Owner earnings may be defined to incorporate estimated average maintenance or actual capitalized expenditures. We used Netflix's actual costs in the absence of predictable future streaming content licensing cost. The cost may be especially unpredictable amidst dynamic competition and inflation. Investors may therefore prefer to think more about sustainable margins than particular outlays.

[7] Tom Murphy's theory of acquisitions: "In bad times, when business is bad, two out of three deals are bad for the buyer. In good times, when business is good, three out of four deals are bad for the buyer." (At Charlie Rose)
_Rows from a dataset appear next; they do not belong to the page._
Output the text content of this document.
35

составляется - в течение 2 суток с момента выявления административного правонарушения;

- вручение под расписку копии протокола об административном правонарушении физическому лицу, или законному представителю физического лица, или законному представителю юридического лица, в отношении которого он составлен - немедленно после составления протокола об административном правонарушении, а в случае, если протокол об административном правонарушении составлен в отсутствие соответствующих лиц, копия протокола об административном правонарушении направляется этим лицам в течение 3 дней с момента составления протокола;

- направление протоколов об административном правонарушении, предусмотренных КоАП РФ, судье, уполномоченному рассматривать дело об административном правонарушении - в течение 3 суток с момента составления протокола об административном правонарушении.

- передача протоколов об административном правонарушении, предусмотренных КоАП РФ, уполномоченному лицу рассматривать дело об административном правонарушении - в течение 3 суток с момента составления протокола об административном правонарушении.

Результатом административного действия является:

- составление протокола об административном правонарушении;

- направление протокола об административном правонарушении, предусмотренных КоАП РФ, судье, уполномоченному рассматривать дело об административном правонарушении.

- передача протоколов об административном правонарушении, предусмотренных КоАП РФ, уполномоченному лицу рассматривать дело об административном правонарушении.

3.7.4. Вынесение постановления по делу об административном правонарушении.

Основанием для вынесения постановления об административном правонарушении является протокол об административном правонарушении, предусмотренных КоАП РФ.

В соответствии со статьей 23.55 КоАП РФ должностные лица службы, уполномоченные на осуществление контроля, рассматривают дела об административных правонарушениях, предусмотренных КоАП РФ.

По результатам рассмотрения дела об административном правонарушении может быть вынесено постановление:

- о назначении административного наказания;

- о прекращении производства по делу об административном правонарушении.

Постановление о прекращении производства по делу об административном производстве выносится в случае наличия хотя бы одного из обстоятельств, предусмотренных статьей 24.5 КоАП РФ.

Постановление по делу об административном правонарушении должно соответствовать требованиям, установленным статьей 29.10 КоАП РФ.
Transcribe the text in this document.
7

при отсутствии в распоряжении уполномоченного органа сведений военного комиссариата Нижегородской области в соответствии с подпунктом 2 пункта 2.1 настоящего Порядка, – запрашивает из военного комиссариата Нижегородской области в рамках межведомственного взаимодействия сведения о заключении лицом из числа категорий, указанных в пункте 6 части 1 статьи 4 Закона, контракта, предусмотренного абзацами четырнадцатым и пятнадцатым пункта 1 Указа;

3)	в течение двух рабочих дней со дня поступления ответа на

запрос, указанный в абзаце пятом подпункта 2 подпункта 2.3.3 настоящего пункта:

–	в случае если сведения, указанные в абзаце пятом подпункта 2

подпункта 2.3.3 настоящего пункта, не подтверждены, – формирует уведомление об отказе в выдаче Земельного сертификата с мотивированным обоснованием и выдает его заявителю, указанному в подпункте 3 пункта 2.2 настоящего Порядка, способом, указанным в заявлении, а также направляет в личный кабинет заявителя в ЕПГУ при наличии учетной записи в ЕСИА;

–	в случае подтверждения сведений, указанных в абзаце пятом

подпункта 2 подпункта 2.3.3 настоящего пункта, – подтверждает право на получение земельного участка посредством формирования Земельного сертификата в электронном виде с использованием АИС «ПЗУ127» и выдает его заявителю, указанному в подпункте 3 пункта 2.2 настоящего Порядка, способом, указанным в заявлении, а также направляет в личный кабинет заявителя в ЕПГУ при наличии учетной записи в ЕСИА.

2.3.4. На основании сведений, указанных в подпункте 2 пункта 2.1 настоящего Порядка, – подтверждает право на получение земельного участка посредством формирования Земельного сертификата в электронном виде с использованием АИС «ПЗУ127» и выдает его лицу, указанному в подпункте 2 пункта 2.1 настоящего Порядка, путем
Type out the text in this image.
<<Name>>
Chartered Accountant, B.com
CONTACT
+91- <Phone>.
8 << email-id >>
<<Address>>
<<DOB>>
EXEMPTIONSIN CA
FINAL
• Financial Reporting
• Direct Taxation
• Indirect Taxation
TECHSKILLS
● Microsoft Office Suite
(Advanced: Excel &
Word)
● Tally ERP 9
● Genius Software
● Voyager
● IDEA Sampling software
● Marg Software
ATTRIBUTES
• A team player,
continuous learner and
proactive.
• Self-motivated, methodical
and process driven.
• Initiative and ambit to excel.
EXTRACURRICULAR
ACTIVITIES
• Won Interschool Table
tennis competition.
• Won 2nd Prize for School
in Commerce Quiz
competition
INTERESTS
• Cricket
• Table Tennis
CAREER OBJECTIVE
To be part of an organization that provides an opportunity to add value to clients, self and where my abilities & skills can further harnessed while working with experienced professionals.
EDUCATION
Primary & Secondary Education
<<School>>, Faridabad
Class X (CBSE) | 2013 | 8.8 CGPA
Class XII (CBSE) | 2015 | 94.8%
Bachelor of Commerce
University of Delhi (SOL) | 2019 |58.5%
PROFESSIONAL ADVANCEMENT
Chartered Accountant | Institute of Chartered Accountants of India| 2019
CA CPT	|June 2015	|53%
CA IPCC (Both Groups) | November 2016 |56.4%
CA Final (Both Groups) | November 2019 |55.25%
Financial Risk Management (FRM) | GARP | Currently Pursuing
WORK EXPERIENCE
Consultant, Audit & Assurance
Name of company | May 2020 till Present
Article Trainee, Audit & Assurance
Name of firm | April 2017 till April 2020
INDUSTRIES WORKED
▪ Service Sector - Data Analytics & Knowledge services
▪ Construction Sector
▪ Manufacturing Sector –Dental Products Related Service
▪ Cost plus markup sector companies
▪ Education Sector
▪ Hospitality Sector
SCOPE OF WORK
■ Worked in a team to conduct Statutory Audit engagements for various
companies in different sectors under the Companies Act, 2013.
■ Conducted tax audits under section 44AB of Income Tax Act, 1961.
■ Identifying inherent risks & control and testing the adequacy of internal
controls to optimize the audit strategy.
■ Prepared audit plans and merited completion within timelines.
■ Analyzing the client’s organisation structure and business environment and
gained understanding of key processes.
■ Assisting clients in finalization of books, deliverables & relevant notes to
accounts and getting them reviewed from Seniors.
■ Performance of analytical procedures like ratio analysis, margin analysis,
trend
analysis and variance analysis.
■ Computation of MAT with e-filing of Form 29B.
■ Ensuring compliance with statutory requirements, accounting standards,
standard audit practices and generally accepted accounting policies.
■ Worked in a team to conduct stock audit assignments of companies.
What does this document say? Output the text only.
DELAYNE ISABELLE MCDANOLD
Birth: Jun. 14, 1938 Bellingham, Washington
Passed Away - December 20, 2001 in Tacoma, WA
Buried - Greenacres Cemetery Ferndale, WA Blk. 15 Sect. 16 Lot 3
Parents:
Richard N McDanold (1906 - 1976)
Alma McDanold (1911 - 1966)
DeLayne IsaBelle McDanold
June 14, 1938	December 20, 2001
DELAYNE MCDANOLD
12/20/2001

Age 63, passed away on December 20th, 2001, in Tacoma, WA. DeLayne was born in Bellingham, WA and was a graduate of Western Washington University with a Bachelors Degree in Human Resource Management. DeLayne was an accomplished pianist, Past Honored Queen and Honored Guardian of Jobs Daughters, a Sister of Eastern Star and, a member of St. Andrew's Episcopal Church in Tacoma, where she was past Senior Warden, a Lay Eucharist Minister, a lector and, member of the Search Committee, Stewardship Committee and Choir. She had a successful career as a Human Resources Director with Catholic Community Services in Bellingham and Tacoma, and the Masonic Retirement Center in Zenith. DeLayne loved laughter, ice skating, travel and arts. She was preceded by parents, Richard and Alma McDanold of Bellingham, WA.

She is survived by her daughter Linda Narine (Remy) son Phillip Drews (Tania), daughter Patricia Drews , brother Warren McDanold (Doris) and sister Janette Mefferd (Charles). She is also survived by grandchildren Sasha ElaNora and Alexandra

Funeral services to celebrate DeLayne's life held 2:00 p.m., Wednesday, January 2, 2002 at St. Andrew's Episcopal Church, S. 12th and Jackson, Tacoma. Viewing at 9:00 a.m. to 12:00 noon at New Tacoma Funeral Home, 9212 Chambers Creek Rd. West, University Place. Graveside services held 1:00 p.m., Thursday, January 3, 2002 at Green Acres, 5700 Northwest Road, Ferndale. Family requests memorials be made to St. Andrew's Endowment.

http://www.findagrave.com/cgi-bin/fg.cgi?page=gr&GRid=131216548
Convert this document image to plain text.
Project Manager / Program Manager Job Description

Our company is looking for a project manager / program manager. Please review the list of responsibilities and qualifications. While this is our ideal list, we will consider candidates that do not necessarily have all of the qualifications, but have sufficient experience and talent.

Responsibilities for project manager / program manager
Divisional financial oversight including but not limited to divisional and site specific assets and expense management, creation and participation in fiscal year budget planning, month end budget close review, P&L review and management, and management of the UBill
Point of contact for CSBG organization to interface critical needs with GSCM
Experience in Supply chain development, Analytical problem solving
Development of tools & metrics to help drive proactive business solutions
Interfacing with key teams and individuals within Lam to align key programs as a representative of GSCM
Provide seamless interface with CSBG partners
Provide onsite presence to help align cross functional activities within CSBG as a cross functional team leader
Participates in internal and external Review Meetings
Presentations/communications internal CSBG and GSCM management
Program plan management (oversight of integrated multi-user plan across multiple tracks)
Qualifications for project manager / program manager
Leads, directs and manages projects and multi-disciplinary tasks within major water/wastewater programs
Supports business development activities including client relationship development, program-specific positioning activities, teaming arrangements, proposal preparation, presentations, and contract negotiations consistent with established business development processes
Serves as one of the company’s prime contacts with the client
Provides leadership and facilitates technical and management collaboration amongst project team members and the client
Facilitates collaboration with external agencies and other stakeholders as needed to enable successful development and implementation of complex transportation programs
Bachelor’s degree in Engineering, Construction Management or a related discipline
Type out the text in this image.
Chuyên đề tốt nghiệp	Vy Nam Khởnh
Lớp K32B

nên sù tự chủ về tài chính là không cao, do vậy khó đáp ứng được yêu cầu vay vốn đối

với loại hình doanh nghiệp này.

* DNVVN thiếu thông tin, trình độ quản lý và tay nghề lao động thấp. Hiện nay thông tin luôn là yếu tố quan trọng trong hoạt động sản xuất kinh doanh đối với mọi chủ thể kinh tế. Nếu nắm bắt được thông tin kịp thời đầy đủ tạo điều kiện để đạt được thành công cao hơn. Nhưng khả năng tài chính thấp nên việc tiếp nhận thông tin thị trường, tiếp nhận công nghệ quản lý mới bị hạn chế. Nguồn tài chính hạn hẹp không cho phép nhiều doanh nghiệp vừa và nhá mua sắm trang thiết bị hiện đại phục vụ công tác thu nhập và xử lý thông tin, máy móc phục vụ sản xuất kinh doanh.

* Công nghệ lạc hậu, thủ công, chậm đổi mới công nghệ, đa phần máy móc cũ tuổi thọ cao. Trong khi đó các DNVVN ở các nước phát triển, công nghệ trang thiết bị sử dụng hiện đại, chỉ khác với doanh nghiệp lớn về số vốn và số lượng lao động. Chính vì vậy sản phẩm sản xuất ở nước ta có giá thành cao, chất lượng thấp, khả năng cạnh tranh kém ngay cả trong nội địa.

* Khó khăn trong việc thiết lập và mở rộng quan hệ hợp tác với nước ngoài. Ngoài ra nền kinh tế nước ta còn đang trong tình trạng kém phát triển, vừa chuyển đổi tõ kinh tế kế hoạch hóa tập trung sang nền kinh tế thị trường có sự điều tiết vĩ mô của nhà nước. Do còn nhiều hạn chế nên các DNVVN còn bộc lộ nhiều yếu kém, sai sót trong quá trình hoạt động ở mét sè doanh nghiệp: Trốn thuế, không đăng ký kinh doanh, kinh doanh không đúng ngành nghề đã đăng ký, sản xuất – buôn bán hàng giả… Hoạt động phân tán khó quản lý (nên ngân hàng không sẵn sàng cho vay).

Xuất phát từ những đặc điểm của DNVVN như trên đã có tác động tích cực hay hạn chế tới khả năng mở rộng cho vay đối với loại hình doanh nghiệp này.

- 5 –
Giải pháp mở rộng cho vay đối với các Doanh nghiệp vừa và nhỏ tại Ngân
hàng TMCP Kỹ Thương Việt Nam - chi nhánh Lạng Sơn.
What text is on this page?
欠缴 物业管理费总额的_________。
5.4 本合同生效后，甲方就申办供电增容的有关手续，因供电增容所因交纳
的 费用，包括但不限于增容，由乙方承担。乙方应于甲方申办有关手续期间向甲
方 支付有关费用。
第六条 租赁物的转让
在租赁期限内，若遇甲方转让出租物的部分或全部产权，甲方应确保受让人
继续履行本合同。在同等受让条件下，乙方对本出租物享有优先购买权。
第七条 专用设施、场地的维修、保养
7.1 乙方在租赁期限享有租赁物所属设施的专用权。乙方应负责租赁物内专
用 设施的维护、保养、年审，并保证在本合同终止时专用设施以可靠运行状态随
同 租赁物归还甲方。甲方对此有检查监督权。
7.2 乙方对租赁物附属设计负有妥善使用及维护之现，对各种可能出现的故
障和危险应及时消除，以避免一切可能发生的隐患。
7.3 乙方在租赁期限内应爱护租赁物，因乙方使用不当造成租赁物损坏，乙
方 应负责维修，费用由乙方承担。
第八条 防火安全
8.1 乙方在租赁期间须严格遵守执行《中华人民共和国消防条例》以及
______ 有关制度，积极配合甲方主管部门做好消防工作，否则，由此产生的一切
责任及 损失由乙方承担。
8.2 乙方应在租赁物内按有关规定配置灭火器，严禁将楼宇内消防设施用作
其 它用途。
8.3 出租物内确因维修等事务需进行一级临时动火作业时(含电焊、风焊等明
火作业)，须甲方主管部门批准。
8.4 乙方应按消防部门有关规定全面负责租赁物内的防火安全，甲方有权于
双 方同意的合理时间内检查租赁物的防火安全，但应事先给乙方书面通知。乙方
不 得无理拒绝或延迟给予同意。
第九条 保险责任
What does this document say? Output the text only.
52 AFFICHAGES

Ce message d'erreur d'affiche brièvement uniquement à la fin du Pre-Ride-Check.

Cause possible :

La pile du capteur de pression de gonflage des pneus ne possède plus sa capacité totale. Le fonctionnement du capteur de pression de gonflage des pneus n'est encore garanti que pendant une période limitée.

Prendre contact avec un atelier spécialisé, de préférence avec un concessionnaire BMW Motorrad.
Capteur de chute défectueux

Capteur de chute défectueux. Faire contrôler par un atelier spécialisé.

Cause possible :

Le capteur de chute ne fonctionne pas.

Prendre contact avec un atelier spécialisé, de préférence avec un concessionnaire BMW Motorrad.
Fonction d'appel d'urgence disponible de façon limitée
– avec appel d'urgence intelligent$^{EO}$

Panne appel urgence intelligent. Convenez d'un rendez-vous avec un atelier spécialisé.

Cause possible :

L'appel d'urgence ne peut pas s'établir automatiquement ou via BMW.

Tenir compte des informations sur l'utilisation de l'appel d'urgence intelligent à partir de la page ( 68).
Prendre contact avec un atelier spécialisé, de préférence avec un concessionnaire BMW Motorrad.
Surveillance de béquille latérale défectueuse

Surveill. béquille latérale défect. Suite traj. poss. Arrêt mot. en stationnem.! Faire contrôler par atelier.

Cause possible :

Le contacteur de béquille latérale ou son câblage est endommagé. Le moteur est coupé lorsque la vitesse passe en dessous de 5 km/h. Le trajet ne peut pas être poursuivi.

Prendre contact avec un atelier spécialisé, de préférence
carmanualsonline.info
Disclosure: The author manages a limited partnership and separate accounts, some of which own NFLX put options that expire in 2013. The author has no position in other companies mentioned. The author may buy or sell any position at any time. The author may change positions in light of emergent facts or considerations, including new price-to-value-estimates of the author's current and prospective investments.